ElphabaTheGreen · 20/07/2014 08:56

contortionist I really don't have time to teach DH to cook (I was working FT up until I went on mat leave), and with DS's bedtime being an hour after he gets home, I really need meals ready when he walks in the door, not one to two hours later after he's turned the kitchen upside down and produced something minging. On past attempts to equip him with some basic recipes, he expects me to sit there with him the entire time and supervise, which kind of defeats the purpose of freeing me up for something else. It's quicker and easier just to do it myself or batch cook and freeze ahead

OP posts:
ElphabaTheGreen · 20/07/2014 09:03

Ledkr I am mindful of that, but at least they wouldn't be in my face first thing in the morning and would have to make prior arrangements to visit. We/the hotel are also 10 mins walk from a major town centre so I would be very much in a position to reasonably say, 'You want food? It's that way.' knowing they're not going to go hungry. There's also trains from there to two big cities so I can point them in the right direction, without the stress of having virtual strangers under my roof.

OP posts:
Dubjackeen · 20/07/2014 09:08

YANBU. My concern would be that she has told them they can stay with you. Is there any way you can lay hands on contact details and send them the hotel details, making it clear that this is the only option?

diddl · 20/07/2014 09:09

The only one I would consider staying is your dad 7 if he does't want to it's a moot point anyway.
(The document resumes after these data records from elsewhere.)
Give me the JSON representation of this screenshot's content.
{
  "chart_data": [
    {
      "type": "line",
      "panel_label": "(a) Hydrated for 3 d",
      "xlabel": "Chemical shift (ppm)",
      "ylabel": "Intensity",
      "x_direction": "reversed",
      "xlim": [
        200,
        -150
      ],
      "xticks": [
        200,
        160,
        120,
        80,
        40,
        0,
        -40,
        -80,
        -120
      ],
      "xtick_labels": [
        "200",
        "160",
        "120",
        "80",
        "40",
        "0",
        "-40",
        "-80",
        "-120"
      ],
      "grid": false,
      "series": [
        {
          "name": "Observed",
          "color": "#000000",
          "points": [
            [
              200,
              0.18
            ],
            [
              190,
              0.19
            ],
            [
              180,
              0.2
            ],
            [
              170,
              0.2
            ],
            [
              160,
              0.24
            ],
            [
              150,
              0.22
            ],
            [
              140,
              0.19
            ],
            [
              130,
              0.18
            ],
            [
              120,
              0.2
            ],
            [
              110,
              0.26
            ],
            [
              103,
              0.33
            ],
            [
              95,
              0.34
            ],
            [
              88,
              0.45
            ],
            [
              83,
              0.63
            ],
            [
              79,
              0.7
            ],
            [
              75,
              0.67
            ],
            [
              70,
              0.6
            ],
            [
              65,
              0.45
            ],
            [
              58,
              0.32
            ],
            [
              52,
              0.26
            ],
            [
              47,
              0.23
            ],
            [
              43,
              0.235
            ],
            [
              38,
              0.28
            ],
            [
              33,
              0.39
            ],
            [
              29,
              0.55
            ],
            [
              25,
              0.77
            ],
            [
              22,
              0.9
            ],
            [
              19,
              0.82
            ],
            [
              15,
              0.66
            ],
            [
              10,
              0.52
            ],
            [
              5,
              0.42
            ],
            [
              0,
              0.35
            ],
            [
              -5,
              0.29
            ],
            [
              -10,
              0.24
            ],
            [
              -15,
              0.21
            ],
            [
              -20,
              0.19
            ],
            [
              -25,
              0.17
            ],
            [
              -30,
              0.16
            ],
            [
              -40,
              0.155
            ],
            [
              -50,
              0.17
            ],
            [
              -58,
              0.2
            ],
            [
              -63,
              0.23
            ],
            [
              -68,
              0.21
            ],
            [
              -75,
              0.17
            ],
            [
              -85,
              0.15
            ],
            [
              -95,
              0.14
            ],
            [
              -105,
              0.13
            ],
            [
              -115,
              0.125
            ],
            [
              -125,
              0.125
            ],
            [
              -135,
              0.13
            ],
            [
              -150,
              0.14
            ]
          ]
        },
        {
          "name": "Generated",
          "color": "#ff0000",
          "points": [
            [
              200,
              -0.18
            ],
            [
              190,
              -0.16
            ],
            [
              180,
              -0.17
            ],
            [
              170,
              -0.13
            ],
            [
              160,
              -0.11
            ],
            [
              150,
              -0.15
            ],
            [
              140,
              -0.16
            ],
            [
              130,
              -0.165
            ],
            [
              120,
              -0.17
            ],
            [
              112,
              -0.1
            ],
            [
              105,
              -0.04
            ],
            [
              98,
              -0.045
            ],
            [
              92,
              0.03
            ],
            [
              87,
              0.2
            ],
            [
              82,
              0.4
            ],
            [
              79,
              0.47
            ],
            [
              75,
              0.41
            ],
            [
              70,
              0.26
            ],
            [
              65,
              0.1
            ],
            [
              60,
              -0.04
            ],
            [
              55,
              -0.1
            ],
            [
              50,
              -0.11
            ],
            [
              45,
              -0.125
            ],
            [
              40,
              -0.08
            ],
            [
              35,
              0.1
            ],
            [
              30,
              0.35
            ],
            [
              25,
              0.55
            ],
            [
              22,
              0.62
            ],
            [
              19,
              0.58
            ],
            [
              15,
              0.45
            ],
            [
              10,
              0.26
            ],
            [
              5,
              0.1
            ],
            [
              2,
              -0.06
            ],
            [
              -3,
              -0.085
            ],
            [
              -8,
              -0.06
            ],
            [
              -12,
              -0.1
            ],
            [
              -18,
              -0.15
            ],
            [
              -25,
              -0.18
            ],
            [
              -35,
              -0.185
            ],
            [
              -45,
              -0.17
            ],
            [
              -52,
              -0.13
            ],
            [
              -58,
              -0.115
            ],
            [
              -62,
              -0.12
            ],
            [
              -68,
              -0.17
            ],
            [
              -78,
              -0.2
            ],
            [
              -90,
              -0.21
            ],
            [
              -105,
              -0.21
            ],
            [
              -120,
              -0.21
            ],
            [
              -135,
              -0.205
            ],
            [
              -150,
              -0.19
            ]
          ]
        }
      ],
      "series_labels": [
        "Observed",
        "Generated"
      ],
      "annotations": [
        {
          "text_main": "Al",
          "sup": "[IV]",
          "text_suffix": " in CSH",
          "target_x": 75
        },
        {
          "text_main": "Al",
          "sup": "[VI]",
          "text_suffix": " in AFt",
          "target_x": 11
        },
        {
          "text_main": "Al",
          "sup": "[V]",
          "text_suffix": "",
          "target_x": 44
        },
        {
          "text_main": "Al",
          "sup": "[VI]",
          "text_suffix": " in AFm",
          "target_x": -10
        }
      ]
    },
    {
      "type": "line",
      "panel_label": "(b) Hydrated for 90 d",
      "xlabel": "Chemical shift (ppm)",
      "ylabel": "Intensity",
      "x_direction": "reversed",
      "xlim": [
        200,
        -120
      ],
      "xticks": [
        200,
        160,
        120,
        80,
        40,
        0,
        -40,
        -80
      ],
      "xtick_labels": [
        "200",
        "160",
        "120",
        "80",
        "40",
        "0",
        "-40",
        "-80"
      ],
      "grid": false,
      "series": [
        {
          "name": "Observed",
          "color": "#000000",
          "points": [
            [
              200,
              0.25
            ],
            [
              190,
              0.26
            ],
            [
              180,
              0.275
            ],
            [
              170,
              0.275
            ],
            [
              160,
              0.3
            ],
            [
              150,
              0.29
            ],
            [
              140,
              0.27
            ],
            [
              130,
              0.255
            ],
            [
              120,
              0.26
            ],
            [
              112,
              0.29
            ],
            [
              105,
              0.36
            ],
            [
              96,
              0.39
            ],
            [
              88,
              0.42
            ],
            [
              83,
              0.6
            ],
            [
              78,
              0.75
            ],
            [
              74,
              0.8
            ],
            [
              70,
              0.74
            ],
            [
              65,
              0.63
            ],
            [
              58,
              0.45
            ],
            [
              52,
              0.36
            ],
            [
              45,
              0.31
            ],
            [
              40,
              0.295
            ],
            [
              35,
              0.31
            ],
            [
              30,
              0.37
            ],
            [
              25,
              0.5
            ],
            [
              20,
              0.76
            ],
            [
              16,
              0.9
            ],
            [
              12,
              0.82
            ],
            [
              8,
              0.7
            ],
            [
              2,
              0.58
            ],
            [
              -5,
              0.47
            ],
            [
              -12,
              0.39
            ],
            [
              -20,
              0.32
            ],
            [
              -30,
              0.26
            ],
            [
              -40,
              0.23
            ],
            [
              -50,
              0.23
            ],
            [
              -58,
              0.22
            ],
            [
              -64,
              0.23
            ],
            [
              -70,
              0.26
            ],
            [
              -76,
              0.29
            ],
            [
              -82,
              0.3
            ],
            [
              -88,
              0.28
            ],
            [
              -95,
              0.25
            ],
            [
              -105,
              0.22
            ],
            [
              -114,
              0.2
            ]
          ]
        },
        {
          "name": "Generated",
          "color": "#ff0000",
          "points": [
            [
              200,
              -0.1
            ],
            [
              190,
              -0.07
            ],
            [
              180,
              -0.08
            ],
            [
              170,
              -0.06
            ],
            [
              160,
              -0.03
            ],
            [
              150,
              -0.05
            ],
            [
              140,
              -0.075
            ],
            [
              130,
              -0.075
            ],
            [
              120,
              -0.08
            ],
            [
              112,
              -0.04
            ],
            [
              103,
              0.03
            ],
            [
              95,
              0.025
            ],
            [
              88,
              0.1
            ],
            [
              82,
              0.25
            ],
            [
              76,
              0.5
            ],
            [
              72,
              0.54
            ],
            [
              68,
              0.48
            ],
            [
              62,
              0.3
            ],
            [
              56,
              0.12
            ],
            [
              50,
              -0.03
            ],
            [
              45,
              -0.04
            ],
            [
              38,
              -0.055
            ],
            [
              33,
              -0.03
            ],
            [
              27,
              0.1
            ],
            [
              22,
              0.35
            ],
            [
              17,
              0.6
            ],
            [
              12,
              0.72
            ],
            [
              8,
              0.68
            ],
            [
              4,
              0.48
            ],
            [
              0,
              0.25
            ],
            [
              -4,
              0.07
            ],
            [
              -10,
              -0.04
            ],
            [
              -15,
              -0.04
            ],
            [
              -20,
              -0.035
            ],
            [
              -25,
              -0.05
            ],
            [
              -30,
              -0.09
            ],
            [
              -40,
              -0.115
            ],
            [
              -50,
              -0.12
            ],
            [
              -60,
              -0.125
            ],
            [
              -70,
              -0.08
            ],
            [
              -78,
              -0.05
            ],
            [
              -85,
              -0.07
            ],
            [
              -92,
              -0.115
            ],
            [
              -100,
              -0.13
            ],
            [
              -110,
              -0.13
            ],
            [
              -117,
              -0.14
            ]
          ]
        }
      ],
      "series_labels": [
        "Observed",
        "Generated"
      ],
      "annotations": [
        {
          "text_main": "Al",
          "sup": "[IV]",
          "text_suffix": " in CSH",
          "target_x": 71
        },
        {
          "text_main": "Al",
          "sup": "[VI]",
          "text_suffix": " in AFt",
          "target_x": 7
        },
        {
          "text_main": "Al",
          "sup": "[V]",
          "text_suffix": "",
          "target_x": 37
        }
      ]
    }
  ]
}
I'm thinking that your mum wants to be able to put her visitors up in your house if it wa hers.

If they would just sleep over & then spend the day with your mum, not so bad, but I'm thinking that that wouldn't happen.

How has your husband got to an adult without being able to cook?

Who will look after you post CS?

He can teach himself-how does he think a lot of us learn??

TypicaLibra · 20/07/2014 09:18

We are expecting a few visitors from OS (two from Australia, one from the US) in the next few months:

Who actually did the inviting of these guests? I'm presuming your DM. In which case she is BU. I guessing the way she phrased it was that accommodation was not something they need worry about - between you and her it would get sorted. Which clearly she shouldn't have said.